When I use the function network_data() on a test set of retrieved tweets using the get_timeline() function I get the following error:
Error in vectbl_as_row_location():
! Must subset rows with a valid subscript vector.
Logical subscripts must match the size of the indexed input.
Input has size 100 but subscript !k has size 200.
Run rlang::last_error() to see where the error occurred.
Any advise on what I may be doing wrong, or what I can do to get column data on mentions_screen_name, retweet_screen_name, reply_to_screen_name and quoted_screen_name in order to build a network graph, would be much appreciated!
Okay, after spending some more time on the problem I realized that network_data() can only receive inputs of data that are the same row length as when they were collected. So, for example, if we set n as 100 in
test <- get_timeline()
user = c("handle1", "handle2"),
n = 100
then network_data() has to look something like:
net_test <- network_data(test[1:100, ],
e = c("mention", "retweet", "reply", "quote"))
That works because it takes the first 100 Twitter interactions as a chunk (though for now ignores the next 100).
Therefore, I believe a for loop that takes chunks of rows at a time would work to go through a large collection of tweets from multiple users.
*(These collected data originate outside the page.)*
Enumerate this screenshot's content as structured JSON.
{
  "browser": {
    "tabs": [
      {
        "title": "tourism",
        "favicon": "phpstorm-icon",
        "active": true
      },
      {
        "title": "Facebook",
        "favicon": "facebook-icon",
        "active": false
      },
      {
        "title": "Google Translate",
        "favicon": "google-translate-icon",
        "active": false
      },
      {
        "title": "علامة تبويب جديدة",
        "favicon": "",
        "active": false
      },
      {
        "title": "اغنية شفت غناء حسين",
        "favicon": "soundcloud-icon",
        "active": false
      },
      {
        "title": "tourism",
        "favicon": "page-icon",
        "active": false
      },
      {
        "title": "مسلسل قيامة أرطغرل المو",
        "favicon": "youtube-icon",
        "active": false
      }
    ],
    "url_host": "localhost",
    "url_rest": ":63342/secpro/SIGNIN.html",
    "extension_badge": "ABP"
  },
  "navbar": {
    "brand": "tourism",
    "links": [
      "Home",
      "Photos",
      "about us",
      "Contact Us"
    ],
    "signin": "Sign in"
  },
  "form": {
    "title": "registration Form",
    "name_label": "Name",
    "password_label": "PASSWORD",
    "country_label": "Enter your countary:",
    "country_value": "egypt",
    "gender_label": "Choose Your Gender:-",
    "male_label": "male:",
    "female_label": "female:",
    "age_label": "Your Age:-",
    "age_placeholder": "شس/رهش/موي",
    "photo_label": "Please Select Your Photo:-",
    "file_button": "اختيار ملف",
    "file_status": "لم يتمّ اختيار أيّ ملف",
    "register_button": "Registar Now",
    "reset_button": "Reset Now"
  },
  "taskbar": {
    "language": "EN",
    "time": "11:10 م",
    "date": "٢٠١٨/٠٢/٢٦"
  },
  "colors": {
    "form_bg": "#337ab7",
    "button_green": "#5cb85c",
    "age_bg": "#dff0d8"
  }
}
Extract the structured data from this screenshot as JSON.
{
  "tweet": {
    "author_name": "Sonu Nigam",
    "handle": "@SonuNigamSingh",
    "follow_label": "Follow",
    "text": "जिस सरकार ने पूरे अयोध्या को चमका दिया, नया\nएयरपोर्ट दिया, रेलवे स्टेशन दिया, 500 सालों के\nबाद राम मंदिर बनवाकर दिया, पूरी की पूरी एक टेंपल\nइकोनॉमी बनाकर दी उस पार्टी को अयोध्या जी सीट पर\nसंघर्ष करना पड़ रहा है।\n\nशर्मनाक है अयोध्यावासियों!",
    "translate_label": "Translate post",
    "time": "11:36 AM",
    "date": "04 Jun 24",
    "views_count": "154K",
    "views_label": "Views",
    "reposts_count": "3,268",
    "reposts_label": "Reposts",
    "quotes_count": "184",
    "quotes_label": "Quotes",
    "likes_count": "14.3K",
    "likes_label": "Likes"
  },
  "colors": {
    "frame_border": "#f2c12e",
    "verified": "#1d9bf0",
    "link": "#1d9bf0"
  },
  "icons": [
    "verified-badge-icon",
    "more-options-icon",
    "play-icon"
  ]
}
(I’m realizing this might be a rather amateur problem, so I can delete this thread if it would be better. But, can also leave if this might be helpful for others trying to wrangle data for network analysis).
I think your problem comes from a bug in get_timeline: When querying multiple users data it doesn’t provide the user information for all the users, so the network_data function cannot build the network. This was reported in this question and fixed (in the devel branch).
If you find other problems or improvements that would make it easier to work with rtweet, please do not hesitate to post them!